EVANSVILLE - Think about democratic and liberal society in America as it was in the distant past, nearly obscured in the mists of time, for example 1980. Or 1970. Or 1940. Or 1900. An imperfect construct, of course, but for the majority characterized by a voluntary principle: Nearly all social interaction was undertaken within the bounds of mutual benefit and mutual agreeability.

You interacted with family; you exchanged goods and services; you joined benevolent societies; you worshiped in community; you attended political clubs. The entire web of liberal interaction as described by de Tocqueville was vibrant and pervasive. The important point is this: You interacted with others on a generally positive basis.

Underlying every association was some agreement or shared experience, and so we generally believed most of society agreed on most of the important things. As a consequence, we were more optimistic and pacific, and therefore in turn generous.

In antagonistic or hostile interactions, there were mutually agreed rules and resolutions to them: the political process, the judicial process, or old-fashioned geographic separation.

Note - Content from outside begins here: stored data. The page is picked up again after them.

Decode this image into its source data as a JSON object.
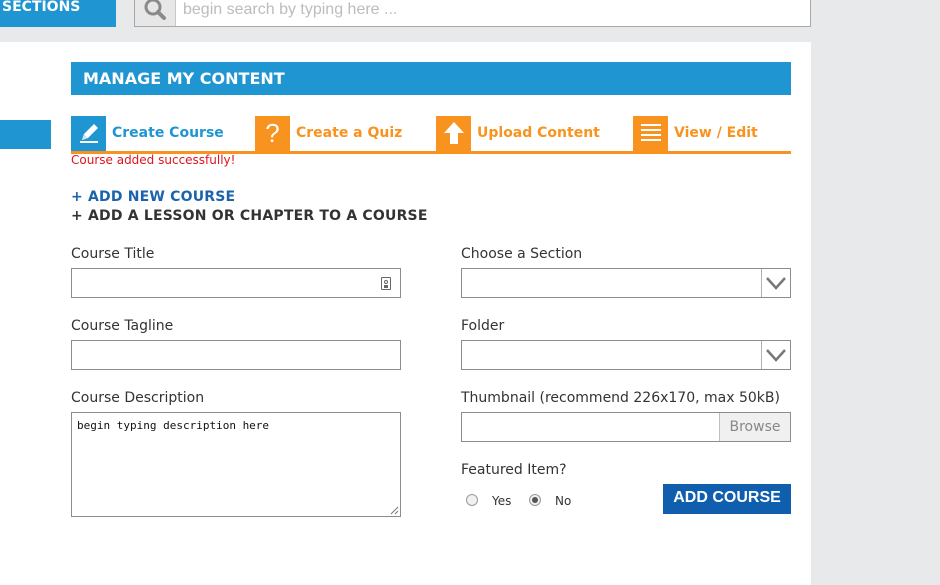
{
  "topbar": {
    "sections_label": "SECTIONS",
    "search_placeholder": "begin search by typing here ..."
  },
  "header": {
    "title": "MANAGE MY CONTENT"
  },
  "tabs": [
    {
      "label": "Create Course",
      "icon": "pencil-icon",
      "color": "#1f96d2"
    },
    {
      "label": "Create a Quiz",
      "icon": "question-icon",
      "color": "#f7931e"
    },
    {
      "label": "Upload Content",
      "icon": "upload-arrow-icon",
      "color": "#f7931e"
    },
    {
      "label": "View / Edit",
      "icon": "list-icon",
      "color": "#f7931e"
    }
  ],
  "status_message": "Course added successfully!",
  "links": {
    "add_new_course": "+ ADD NEW COURSE",
    "add_lesson": "+ ADD A LESSON OR CHAPTER TO A COURSE"
  },
  "form": {
    "course_title_label": "Course Title",
    "course_title_value": "",
    "course_tagline_label": "Course Tagline",
    "course_tagline_value": "",
    "course_description_label": "Course Description",
    "course_description_value": "begin typing description here",
    "choose_section_label": "Choose a Section",
    "choose_section_value": "",
    "folder_label": "Folder",
    "folder_value": "",
    "thumbnail_label": "Thumbnail (recommend 226x170, max 50kB)",
    "browse_label": "Browse",
    "featured_label": "Featured Item?",
    "featured_options": [
      "Yes",
      "No"
    ],
    "featured_selected": "No",
    "submit_label": "ADD COURSE"
  },
  "colors": {
    "accent_blue": "#1f96d2",
    "accent_orange": "#f7931e",
    "button_blue": "#0f5fae",
    "status_red": "#e0141e"
  }
}
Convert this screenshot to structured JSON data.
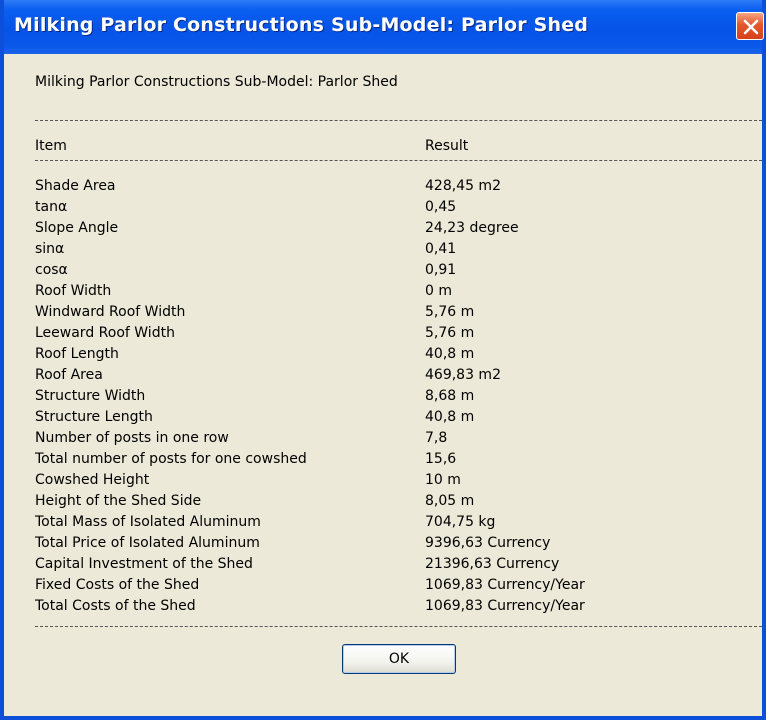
{
  "window": {
    "title": "Milking Parlor Constructions Sub-Model: Parlor Shed",
    "close_icon": "close-icon"
  },
  "report": {
    "heading": "Milking Parlor Constructions Sub-Model: Parlor Shed",
    "columns": {
      "item": "Item",
      "result": "Result"
    },
    "rows": [
      {
        "item": "Shade Area",
        "result": "428,45 m2"
      },
      {
        "item": "tanα",
        "result": "0,45"
      },
      {
        "item": "Slope Angle",
        "result": "24,23 degree"
      },
      {
        "item": "sinα",
        "result": "0,41"
      },
      {
        "item": "cosα",
        "result": "0,91"
      },
      {
        "item": "Roof Width",
        "result": "0 m"
      },
      {
        "item": "Windward Roof Width",
        "result": "5,76 m"
      },
      {
        "item": "Leeward Roof Width",
        "result": "5,76 m"
      },
      {
        "item": "Roof Length",
        "result": "40,8 m"
      },
      {
        "item": "Roof Area",
        "result": "469,83 m2"
      },
      {
        "item": "Structure Width",
        "result": "8,68 m"
      },
      {
        "item": "Structure Length",
        "result": "40,8 m"
      },
      {
        "item": "Number of posts in one row",
        "result": "7,8"
      },
      {
        "item": "Total number of posts for one cowshed",
        "result": "15,6"
      },
      {
        "item": "Cowshed Height",
        "result": "10 m"
      },
      {
        "item": "Height of the Shed Side",
        "result": "8,05 m"
      },
      {
        "item": "Total Mass of Isolated Aluminum",
        "result": "704,75 kg"
      },
      {
        "item": "Total Price of Isolated Aluminum",
        "result": "9396,63 Currency"
      },
      {
        "item": "Capital Investment of the Shed",
        "result": "21396,63 Currency"
      },
      {
        "item": "Fixed Costs of the Shed",
        "result": "1069,83 Currency/Year"
      },
      {
        "item": "Total Costs of the Shed",
        "result": "1069,83 Currency/Year"
      }
    ]
  },
  "buttons": {
    "ok_label": "OK"
  },
  "colors": {
    "titlebar": "#0a58e6",
    "client_bg": "#ece9d8",
    "close_button": "#e5572c"
  }
}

One might not always win, but one generally felt that things were fair. As important, one believed there were defined ends and terminations to those conflicts.??There are two significant differences between then and now. The first is that more and more factions within society seek to definitively impose themselves upon the others. There are structural reasons for this — the administrative state, the supremacy of the judiciary, the collapse of federalism — and they are well known. Few genuinely wish to contend with the structural issues since those that control the relevant structures benefit from them so much.?
The other significant difference is the rise of social media, which is vastly more destructive and poisonous to a democratic and liberal society than is commonly understood. Continual and unhindered sentiment-sharing reverses the normal process for human relations.

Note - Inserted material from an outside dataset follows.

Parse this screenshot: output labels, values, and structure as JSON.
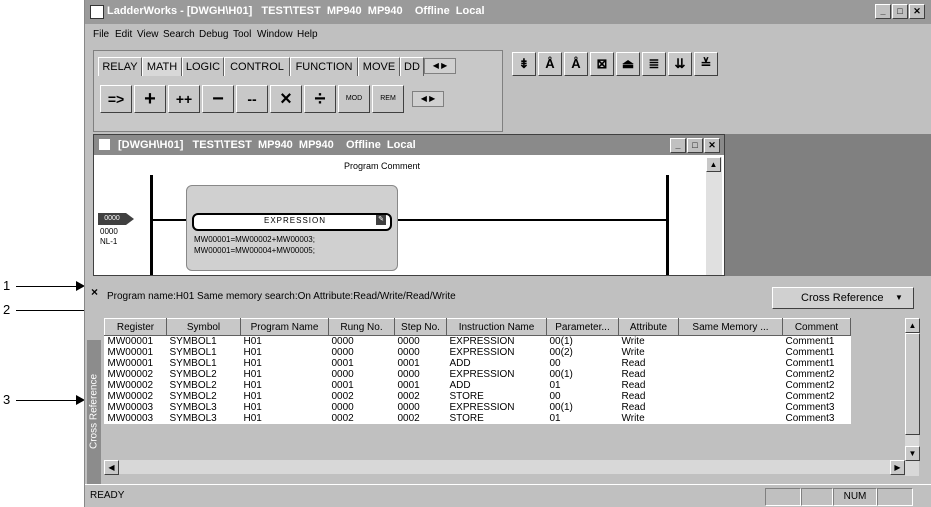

Before, we typically chose our interactions with fellow citizens and peers, largely on the basis of mutual agreement. I borrow tools from my neighbor because we both have an interest in good relations and a good neighborhood. Now, that channel of communication is continuous, and generally exposes you and me and everyone else to the disagreeable sides of one’s neighbors.

Suddenly, the friend since high school with whom you share so many good memories becomes intolerable because of constantly expressed political disagreements — disagreements that were previously irrelevant, but now may not be ignored. Suddenly, you are aware that your neighbor who loaned you tools has voted for a different candidate, on grounds you find abhorrent — and so a neighborly relationship that might have lasted a lifetime is sundered. In place of cooperation is friction, and worse, friction without resolution: continual, constant, and cumulatively distressing.

By knowing more about one another we vastly increase alienation from one another. The effect of greater familiarity is greater contempt. The aggregate societal reaction to this — to discovering that the rest of society is alarmingly worse than we ever suspected — is to seek out others whose views and premises correspond most closely with our own across the spectrum.

A feedback loop results, rendering factions more distinct and more emphatic. Our normal signals that informed the heuristics enabling democratic liberality become overwhelmed by the noise of a thousand social-media feeds. Your uncle reads InfoWars. Your aunt reads Salon. You learn about it and a family grows a little less close. A holiday grows a little less joyous. A society grows a little less harmonious.

The fathers of liberal democracy in the modern era assumed that a prerequisite for their society was individual virtue married to information accessibility. Now we find that you can have too much of the latter: Knowledge may be indispensable, but too much too often can be problematic when it comes to one another.

Perhaps an essential trait of the democratic citizen is the ability — and the willingness — to mind your own business. And we find that we cannot.

Joshua Claybourn is an attorney and author in Evansville.